The Spectrum of Emotional Availability (and How My Body Always Knows)
June 11, 2025
Sometimes emotional unavailability is obvious — cold, dismissive, distant.
But other times, it’s subtle.
It hides in polite smiles, scattered attention, or someone being just emotionally present enough to keep you engaged, but not enough to truly meet you.
And that’s where things get confusing.
Because today, I don’t think I was with someone completely shut down.
She wasn’t cruel or detached. She wasn’t trying to hurt me.
But she wasn’t really there either — not in the way I needed.
And I felt it… somewhere.
Not in a thought. Not even in a feeling.
But in my body — in the fatigue that came afterward, in the slow sense of collapse.
It wasn’t until much later that I wondered:
“Was she just not emotionally available enough for me?”
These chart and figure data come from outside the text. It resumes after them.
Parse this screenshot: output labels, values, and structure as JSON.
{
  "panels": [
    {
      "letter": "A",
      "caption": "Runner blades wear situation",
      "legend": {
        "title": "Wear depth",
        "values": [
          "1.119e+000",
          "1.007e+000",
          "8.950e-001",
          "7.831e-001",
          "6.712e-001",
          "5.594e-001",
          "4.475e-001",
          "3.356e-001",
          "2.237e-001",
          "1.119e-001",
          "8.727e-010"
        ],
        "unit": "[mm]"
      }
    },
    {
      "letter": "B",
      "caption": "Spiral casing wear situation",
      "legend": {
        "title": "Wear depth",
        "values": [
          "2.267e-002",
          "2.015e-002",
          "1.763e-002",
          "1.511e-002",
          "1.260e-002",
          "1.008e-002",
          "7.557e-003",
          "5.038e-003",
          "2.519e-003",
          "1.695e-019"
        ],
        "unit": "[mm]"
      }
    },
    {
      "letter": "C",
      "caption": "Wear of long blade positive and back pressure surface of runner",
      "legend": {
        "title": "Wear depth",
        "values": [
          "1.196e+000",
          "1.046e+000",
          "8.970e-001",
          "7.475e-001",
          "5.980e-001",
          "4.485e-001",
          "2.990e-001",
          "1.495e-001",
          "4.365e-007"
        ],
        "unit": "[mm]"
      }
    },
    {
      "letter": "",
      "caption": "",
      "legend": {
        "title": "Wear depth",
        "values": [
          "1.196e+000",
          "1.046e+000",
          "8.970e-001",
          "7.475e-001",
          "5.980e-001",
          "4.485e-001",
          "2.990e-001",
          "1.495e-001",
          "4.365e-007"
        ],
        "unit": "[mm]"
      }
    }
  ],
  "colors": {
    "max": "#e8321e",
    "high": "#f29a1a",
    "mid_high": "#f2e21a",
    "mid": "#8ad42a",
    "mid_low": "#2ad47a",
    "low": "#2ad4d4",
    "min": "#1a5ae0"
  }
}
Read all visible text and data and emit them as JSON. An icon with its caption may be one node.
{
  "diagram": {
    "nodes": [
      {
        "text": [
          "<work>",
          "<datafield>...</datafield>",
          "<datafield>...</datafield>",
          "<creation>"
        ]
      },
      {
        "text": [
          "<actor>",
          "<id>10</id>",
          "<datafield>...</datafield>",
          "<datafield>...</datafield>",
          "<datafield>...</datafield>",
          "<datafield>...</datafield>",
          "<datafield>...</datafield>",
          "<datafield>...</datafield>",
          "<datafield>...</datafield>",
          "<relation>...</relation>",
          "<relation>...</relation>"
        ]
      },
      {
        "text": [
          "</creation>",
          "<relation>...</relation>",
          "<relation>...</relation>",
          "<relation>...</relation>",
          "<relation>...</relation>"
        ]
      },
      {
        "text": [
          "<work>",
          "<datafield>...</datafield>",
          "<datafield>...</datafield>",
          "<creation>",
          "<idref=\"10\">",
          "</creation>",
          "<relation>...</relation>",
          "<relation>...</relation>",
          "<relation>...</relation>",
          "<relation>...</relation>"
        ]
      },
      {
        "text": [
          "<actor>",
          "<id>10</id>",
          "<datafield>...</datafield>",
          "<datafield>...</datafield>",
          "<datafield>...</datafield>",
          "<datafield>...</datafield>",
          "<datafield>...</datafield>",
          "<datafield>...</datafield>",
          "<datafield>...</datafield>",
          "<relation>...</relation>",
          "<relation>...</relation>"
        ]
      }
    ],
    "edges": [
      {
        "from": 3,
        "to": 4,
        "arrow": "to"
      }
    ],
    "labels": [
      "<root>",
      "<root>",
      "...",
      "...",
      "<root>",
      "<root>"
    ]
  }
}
And maybe that’s the truth.
Maybe I didn’t walk away questioning my worth, but my body did the math.
It picked up on the lack of resonance, the tiny disconnections, the quiet absence behind her eyes.
And it said: “This isn’t it.”
Not with drama.
Just with stillness.
With exhaustion.
And I think that’s the hardest kind of disconnection to name — when someone isn’t toxic, but they’re not able to offer the depth or presence you long for.
It’s not abuse. It’s almost.
Almost seen. Almost met. Almost safe.
But my body knows the difference.
It always has.
And that’s what I’m learning to trust now — not just my thoughts, not even my heart — but the quiet messages in my nervous system.
Because after being around someone who’s truly available, I don’t collapse.
I don’t second-guess myself.
I don’t feel invisible.
I feel more like myself. Not less.
So maybe emotional availability isn’t a checklist.
Maybe it’s a felt sense.
A quiet knowing.
A warmth that stays, even after the conversation ends.
And the more I listen to my body, the clearer that knowing becomes.